# Auf Datei ausserhalb des Tomcat zugreifen



## Samson_Miller (30. Jan 2008)

Ich habe eine Web-Anwendung geschrieben. Jetzt möchte ich auf einer Seite einen Link zu einer Datei einbauen, die lokal bei mir im Netzwerk liegt. Der Tomcat befindet sich unter C:\Programme, die Datei aber auf X:\.

Jeder der dei Web-Anwendung aufruft, hat auch das Laufwerk X:\, also hat auch jeder Benutzer die Datei.

Wie kann es nun hinbekommen, das wenn jemand auf den Link klickt, die Datei vom Laufwerk X:\ geöffnet wird?

Die Möglichkeit die Datei zu verschieben besteht nicht, sie muss auf X:\ bleiben.


----------



## maki (30. Jan 2008)

Du kannst keinen Link auf eine Ressource ausserhalb deiner Web Anwendung machen.
Ein sog.

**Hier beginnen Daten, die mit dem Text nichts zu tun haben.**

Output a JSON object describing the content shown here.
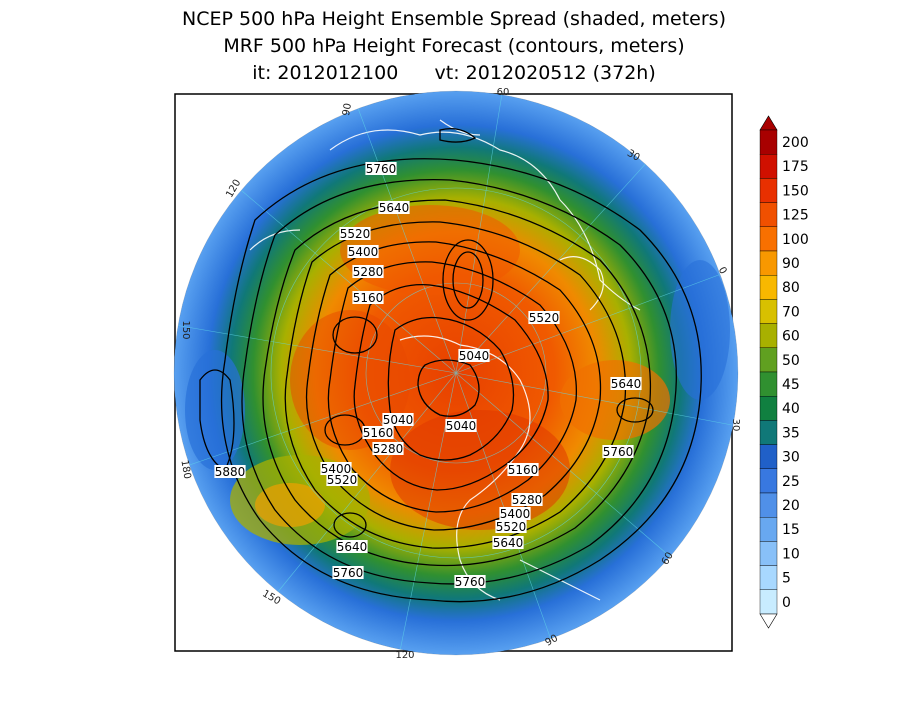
{
  "title": {
    "line1": "NCEP 500 hPa Height Ensemble Spread (shaded, meters)",
    "line2": "MRF 500 hPa Height Forecast (contours, meters)",
    "line3": "it: 2012012100      vt: 2012020512 (372h)"
  },
  "colorbar": {
    "levels": [
      "200",
      "175",
      "150",
      "125",
      "100",
      "90",
      "80",
      "70",
      "60",
      "50",
      "45",
      "40",
      "35",
      "30",
      "25",
      "20",
      "15",
      "10",
      "5",
      "0"
    ],
    "colors": [
      "#a80000",
      "#d01000",
      "#e83000",
      "#f05000",
      "#f87000",
      "#f89800",
      "#f8b800",
      "#d8c000",
      "#a8b000",
      "#60a020",
      "#309030",
      "#108040",
      "#107878",
      "#2060c8",
      "#3878e0",
      "#5090e8",
      "#68a8f0",
      "#88c0f8",
      "#a8d8ff",
      "#c8ecff"
    ]
  },
  "longitude_labels": [
    "90",
    "60",
    "30",
    "0",
    "30",
    "60",
    "90",
    "120",
    "150",
    "180",
    "150",
    "120"
  ],
  "contour_labels": [
    "5760",
    "5640",
    "5520",
    "5400",
    "5280",
    "5160",
    "5520",
    "5040",
    "5640",
    "5040",
    "5040",
    "5160",
    "5280",
    "5400",
    "5520",
    "5880",
    "5160",
    "5280",
    "5400",
    "5520",
    "5640",
    "5640",
    "5760",
    "5760",
    "5760"
  ]
}
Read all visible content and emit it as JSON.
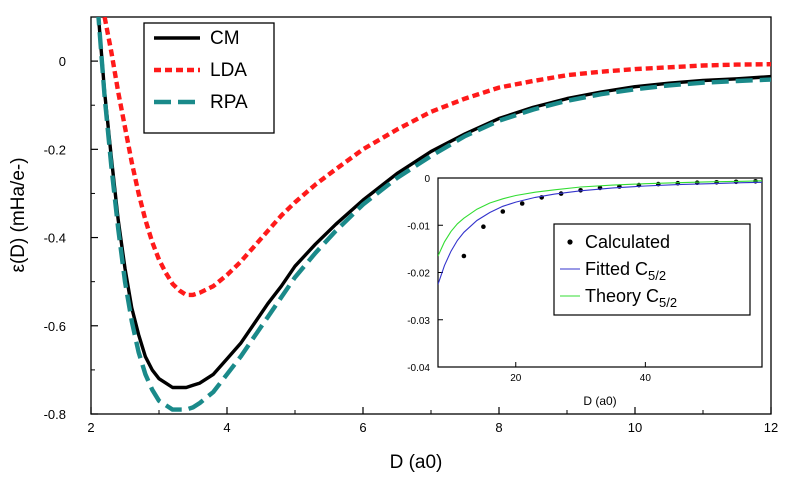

Stream Servlet löst dieses Problem, hab grde keines da, aber google sollte dir einige Beispiele liefern, da dass ein allgemeines Problem ist.


----------



## ms (30. Jan 2008)

Gibts da nicht diese hässliche file:\\\... -Variante?

ms


----------



## maki (30. Jan 2008)

ms hat gesagt.:
			
		

> Gibts da nicht diese hässliche file:\\\... -Variante?
> 
> ms


Kann sein das ich auf dem Holzweg bin, aber das sollte nur lokal funktionieren.

Falls nicht klärt mich bitte auf, dass kommt nämlich auch bald auf mich zu...


----------



## quadro (30. Jan 2008)

Ich glaube ich habe da etwas gefunden, was sehr vielversprechend aussieht, werde Euch morgen mal informieren, ob das geklappt hat...  Seid gespannt!


----------